If you're every out and wonder which bird is behind the song you can hear, this is a great app: https://birdnet.cornell.edu/ (Android and IOS)
You record a portion of the song, and it uses machine learning to analyse it and tell you the bird with a confidence figure. Works really well.
As an FYI, if you are interested in the fundamental frequency of birdsong the GitHup repo below might be of interest. It is an STFT + interpolation to get an accurate (potentially quickly changing) frequency estimate: https://github.com/JorenSix/stft_freq
Was this work done on data stored in lossy formats? The appendix with the talk about format conversion makes it sound like it. Should this not have been the first thing to be avoided („garbage in, …“)?

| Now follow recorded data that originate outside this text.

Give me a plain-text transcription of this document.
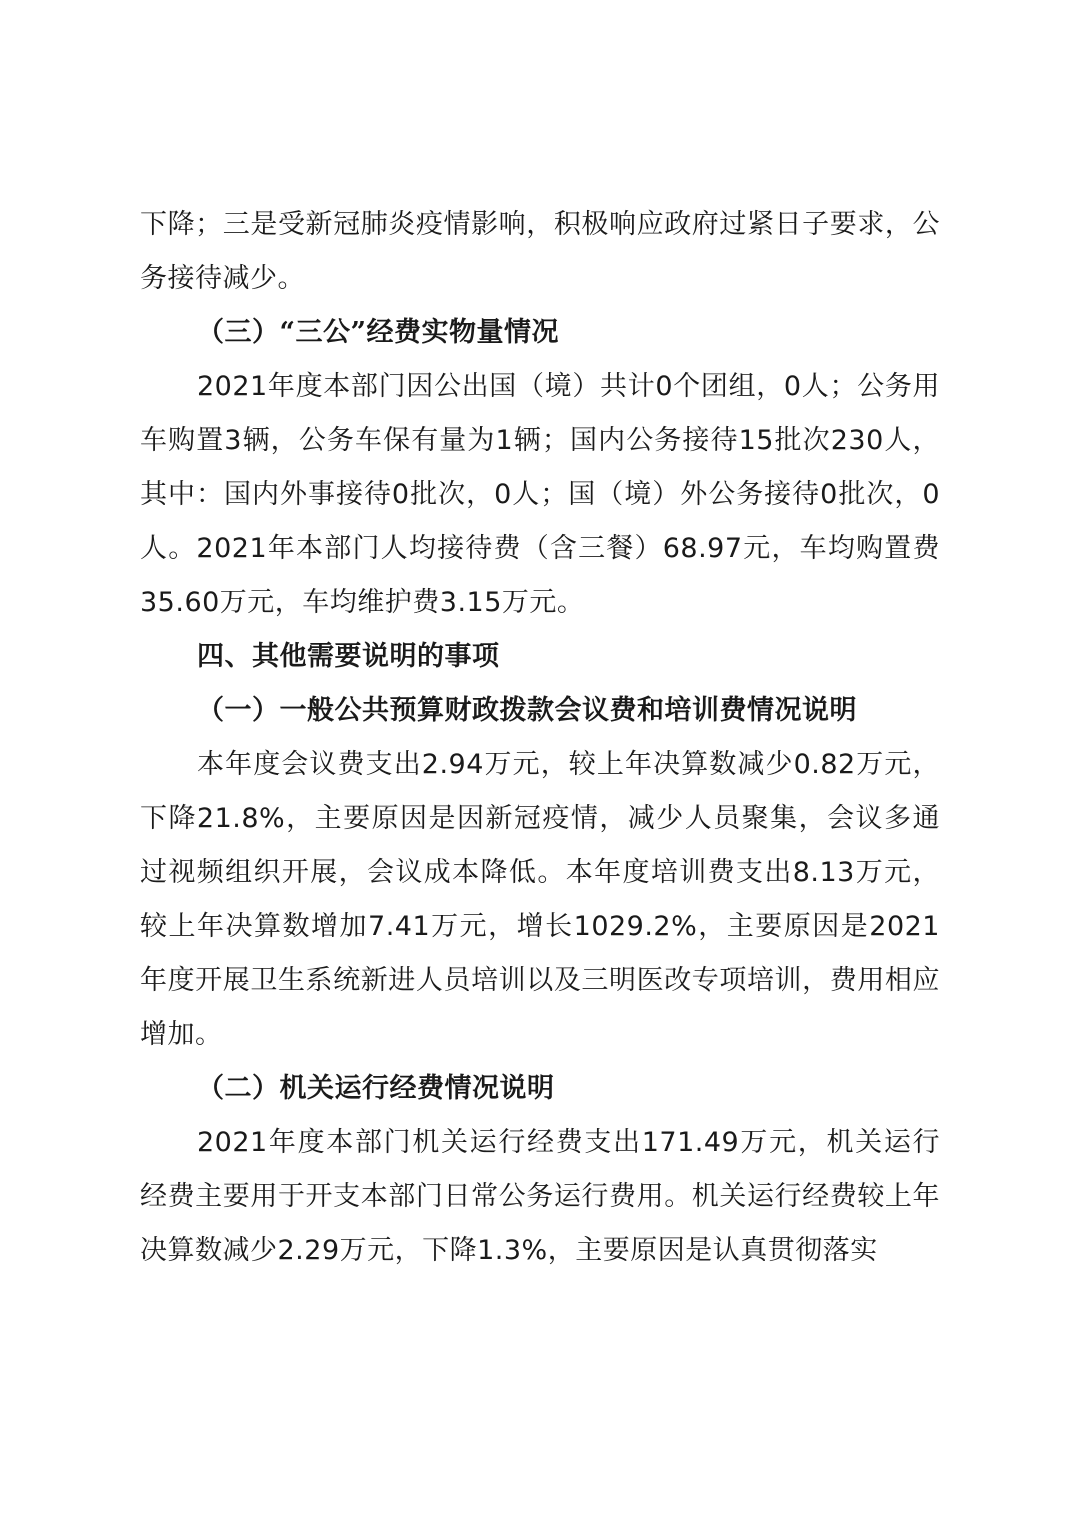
下降；三是受新冠肺炎疫情影响，积极响应政府过紧日子要求，公务接待减少。

（三）“三公”经费实物量情况

2021年度本部门因公出国（境）共计0个团组，0人；公务用车购置3辆，公务车保有量为1辆；国内公务接待15批次230人，其中：国内外事接待0批次，0人；国（境）外公务接待0批次，0人。2021年本部门人均接待费（含三餐）68.97元，车均购置费35.60万元，车均维护费3.15万元。

四、其他需要说明的事项

（一）一般公共预算财政拨款会议费和培训费情况说明

本年度会议费支出2.94万元，较上年决算数减少0.82万元，下降21.8%，主要原因是因新冠疫情，减少人员聚集，会议多通过视频组织开展，会议成本降低。本年度培训费支出8.13万元，较上年决算数增加7.41万元，增长1029.2%，主要原因是2021年度开展卫生系统新进人员培训以及三明医改专项培训，费用相应增加。

（二）机关运行经费情况说明

2021年度本部门机关运行经费支出171.49万元，机关运行经费主要用于开支本部门日常公务运行费用。机关运行经费较上年决算数减少2.29万元，下降1.3%，主要原因是认真贯彻落实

Couple points of gentle critique:
It's kinda hard to compare the different spectral representations when they're zoomed and cropped differently.

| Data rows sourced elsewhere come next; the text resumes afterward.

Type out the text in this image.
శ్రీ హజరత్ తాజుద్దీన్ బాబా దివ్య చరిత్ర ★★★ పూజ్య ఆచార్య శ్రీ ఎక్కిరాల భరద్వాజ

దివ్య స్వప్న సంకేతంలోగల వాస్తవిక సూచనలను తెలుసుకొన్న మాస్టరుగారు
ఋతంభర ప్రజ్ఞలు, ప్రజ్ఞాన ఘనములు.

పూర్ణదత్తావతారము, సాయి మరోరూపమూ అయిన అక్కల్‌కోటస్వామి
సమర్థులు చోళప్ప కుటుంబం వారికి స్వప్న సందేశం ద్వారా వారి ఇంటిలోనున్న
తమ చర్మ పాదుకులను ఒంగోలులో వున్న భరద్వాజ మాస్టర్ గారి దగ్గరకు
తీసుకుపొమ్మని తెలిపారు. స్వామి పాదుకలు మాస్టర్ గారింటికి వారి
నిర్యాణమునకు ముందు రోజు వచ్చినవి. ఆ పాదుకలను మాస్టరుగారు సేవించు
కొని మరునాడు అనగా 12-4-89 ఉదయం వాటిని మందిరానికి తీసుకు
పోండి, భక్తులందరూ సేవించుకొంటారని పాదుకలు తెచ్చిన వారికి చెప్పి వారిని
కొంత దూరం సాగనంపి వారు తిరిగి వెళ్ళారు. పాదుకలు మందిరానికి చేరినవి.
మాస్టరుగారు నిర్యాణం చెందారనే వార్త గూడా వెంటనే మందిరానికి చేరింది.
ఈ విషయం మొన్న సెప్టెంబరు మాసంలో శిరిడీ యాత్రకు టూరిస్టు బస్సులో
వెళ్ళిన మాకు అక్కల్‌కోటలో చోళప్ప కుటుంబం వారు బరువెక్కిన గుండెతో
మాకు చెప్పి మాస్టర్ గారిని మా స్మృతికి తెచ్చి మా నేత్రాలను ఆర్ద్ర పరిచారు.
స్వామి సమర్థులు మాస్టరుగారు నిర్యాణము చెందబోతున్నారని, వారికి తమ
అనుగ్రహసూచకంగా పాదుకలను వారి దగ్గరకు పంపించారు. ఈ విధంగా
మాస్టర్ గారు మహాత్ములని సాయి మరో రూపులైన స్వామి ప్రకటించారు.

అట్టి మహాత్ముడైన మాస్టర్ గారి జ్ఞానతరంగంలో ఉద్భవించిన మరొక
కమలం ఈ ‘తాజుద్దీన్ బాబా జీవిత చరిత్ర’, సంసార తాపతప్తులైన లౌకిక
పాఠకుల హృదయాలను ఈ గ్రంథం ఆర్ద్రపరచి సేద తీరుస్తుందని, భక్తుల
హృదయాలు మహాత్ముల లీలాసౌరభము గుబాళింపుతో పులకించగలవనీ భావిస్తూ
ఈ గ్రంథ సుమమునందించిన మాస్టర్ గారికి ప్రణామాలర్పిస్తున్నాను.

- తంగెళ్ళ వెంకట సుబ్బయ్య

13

Spectrograms can be misleading, in a few different ways. Magnitude FFTs discard phase, which we can hear. And our eyes tend to fixate on the peaks, but the noise floor between harmonics in speech had a big impact on perceived quality. Choice of color scheme and gradient changes how we look at the spectrogram: they can emphasize mathematical or coding artifacts we wouldn't hear, or hide things which we can hear. At the end of the day, we don't hear with our eyes... So a spectrogram is a tool for looking at audio, but not always an 'honest' one. So I'm a bit suspect of pouring over slightly different spectrograms, and worrying about which ones look better aesthetically.